L’origine de la création intéresse les savants ; laissons-leur cela, il faut bien qu’ils fassent quelque chose. Il faut bien qu’un homme ait un objet ; pour l’un, les affaires ; pour l’autre, les arts ; pour l’autre encore, les sciences, ou la philosophie. Le travail en soi est une chose excellente et la paresse est condamnable. Mais la soif inextinguible de l’homme est la démonstration publique et permanente qu’il a perdu Dieu. S’il avait Dieu, il serait tranquille. Au jardin d’Éden, il n’y a pas eu de savants, ni d’artistes, ni de philosophes. Un frère disait : « La perfection pour une créature, c’est de jouir de son Créateur ». Au ciel, nous ne ferons pas autre chose, nous n’aurons pas d’autres désirs. Nous serons plongés dans l’amour de Dieu comme dans un océan sans fond ni rivage. Un vase, même fêlé, plongé dans l’océan, reste toujours plein.
L’histoire morale de l’homme, avec toutes ses misères et ses aspirations, avec ses besoins et ses capacités, nous montre qu’il a été fait à l’image et à la ressemblance de Dieu. Si nous frappons un homme, nous commettons un crime de lèse-déité. Après le déluge, le gouvernement de la terre est donné à Noé : le sang de l’homme doit être vengé ; une bête qui avait tué un homme devait être mise à mort. Nous n’avons pas à abaisser l’homme ni à l’élever.

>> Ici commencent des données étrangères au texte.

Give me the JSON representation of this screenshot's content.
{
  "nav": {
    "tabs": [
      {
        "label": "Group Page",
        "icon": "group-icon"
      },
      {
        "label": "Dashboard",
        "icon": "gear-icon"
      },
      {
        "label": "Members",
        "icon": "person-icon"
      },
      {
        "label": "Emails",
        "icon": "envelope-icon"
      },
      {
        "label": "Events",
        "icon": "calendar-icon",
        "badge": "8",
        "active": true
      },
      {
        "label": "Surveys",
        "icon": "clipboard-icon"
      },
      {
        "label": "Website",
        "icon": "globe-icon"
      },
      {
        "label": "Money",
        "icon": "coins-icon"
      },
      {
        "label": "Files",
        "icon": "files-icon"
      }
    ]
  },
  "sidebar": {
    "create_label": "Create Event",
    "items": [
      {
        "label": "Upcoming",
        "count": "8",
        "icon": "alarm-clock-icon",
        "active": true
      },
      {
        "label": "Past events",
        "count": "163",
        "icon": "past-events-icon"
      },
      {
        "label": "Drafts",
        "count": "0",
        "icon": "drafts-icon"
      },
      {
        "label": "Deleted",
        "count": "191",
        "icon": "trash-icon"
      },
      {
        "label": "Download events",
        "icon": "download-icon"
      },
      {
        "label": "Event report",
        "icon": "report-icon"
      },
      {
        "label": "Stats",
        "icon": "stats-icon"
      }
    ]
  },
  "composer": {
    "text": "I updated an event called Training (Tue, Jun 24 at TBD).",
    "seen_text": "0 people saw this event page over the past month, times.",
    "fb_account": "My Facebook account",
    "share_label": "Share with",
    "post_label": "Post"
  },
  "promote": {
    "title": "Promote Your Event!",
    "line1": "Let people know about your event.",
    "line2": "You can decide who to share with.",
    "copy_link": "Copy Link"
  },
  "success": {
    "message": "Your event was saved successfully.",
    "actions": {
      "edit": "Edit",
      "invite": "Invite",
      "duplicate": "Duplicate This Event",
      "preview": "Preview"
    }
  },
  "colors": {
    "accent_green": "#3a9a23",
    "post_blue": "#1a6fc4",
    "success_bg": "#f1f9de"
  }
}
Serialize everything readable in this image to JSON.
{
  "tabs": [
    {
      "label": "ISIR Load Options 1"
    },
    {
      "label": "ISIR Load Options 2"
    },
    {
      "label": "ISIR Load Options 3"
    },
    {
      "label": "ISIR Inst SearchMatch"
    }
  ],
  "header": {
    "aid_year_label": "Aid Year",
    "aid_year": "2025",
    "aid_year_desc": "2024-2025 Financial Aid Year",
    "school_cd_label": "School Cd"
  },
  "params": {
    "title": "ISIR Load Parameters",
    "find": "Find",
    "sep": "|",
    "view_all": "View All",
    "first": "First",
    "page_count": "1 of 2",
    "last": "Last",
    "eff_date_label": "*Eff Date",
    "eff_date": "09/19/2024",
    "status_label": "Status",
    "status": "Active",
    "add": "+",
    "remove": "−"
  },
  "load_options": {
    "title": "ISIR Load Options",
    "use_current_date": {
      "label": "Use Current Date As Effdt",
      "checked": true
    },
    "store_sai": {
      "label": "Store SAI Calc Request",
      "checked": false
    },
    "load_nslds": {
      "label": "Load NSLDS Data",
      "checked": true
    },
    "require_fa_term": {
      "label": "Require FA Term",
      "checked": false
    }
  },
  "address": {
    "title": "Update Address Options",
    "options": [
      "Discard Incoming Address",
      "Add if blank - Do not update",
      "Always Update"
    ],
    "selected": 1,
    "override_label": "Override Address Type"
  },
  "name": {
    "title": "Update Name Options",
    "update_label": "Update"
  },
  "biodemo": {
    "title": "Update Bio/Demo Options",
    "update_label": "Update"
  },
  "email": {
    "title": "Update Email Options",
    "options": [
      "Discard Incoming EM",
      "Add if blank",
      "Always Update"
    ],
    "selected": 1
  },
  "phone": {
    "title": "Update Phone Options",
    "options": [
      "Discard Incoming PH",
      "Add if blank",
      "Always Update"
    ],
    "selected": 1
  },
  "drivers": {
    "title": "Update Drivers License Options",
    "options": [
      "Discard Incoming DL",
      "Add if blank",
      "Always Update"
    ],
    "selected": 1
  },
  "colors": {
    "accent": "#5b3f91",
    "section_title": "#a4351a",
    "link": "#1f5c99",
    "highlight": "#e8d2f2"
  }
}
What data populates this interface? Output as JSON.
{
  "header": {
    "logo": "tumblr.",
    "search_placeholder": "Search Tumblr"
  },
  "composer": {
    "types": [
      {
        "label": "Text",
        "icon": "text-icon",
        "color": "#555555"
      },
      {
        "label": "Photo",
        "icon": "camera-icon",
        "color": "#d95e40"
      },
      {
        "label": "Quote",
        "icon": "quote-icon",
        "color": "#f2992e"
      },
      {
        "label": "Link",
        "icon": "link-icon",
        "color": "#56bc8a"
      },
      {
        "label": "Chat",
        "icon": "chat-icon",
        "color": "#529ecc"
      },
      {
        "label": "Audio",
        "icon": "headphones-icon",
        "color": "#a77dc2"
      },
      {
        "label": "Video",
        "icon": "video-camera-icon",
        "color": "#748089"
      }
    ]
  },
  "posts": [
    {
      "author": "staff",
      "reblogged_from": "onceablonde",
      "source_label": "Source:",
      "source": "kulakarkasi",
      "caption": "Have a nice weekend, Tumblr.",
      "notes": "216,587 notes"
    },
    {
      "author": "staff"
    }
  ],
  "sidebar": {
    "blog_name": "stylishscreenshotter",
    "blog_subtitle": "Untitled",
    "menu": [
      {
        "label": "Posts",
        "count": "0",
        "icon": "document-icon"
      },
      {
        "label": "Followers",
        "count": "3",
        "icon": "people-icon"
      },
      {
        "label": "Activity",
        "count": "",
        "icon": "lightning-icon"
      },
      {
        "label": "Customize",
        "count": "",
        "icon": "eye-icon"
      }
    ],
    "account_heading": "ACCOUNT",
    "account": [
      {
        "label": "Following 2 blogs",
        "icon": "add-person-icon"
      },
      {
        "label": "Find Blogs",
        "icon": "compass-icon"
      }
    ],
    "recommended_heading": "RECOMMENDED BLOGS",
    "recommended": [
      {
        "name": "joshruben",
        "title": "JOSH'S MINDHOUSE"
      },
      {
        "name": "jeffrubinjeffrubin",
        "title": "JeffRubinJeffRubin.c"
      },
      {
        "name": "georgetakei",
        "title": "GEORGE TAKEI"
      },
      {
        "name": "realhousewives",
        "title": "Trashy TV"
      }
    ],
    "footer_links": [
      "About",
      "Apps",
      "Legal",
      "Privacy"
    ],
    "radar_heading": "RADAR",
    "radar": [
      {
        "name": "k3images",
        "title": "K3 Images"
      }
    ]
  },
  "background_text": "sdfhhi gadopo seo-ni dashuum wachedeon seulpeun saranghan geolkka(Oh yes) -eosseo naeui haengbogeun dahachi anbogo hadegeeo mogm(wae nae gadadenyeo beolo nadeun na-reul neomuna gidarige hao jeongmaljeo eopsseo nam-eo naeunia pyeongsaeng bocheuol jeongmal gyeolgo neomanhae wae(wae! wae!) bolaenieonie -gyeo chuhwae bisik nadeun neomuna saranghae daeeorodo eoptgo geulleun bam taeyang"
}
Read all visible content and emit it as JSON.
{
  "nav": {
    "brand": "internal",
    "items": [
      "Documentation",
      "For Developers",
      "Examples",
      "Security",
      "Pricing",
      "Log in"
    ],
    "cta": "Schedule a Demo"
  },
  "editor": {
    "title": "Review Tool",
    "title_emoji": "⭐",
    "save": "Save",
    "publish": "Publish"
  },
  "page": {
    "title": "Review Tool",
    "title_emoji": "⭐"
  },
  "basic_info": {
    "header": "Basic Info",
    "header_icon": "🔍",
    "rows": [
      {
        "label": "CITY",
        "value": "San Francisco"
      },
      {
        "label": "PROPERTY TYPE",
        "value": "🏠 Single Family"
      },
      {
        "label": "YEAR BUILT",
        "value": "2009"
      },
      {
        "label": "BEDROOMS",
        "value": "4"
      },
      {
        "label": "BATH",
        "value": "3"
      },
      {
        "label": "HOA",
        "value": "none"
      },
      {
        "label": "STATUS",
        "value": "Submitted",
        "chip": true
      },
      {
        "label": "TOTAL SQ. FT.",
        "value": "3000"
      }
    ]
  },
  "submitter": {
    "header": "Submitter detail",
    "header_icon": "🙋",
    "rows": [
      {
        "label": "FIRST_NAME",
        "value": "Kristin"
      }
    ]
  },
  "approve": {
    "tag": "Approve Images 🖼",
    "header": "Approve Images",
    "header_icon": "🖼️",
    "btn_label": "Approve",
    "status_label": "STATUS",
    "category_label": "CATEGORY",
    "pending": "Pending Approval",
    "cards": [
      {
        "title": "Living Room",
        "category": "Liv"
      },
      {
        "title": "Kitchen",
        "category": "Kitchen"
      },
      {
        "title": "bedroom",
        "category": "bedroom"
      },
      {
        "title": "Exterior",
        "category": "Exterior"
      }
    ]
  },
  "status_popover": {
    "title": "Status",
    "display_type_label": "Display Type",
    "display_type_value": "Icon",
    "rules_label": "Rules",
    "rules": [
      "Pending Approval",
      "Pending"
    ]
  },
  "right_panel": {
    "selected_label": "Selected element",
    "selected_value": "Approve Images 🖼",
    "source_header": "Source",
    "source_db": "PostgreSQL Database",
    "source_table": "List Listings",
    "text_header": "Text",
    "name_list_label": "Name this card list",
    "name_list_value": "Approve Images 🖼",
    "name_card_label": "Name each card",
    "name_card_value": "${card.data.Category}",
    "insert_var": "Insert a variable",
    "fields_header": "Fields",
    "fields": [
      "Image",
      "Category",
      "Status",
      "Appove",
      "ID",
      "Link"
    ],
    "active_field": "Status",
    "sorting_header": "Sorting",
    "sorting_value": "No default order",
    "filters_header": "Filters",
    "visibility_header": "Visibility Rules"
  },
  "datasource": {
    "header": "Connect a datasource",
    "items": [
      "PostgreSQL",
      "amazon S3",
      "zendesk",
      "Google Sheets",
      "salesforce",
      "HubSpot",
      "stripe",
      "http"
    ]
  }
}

L’homme a, pour ainsi dire, été chassé deux fois : Adam et Ève du jardin d’Éden d’abord, puis Caïn devenu vagabond loin de la présence de Dieu. Nous voyons, dans la descendance de Caïn, la naissance de diverses activités de notre monde. Apparaissent ceux qui habitent sous des tentes, les nomades qui gardent leur bétail ; ceux qui manient la harpe et la flûte, qui s’expriment par les arts ; ceux qui forgent l’airain et le fer, adonnés à la science et à la technique. Ces activités, qui se sont développées au cours des siècles d’une façon si remarquable, prouvent que l’homme, ayant perdu Dieu deux fois, s’est dépensé fébrilement à satisfaire ses aspirations sans Dieu. Ces activités, auxquelles d’ailleurs nous participons nécessairement à notre époque où l’homme fait tant de prouesses, qui ne dépassent pourtant guère celles de cette époque primitive où il y avait si peu de ressources, démontrent les aptitudes intellectuelles de cette créature qui a perdu Dieu et qui, d’une génération à l’autre, erre à droite et à gauche sans trouver un lieu de repos. Des hommes très brillants auront peiné toute leur vie en laissant espérer l’aurore d’un jour meilleur. Or tout cela est condamné : nous ne pouvons pas faire Dieu menteur. Toute page de l’Écriture est signée de Celui qui ne peut mentir ou se démentir, l’alpha et l’oméga, qui était avant quoi que ce soit fût et qui sera quand tout aura disparu sous sa forme actuelle. Que Dieu nous élève à ses propres hauteurs !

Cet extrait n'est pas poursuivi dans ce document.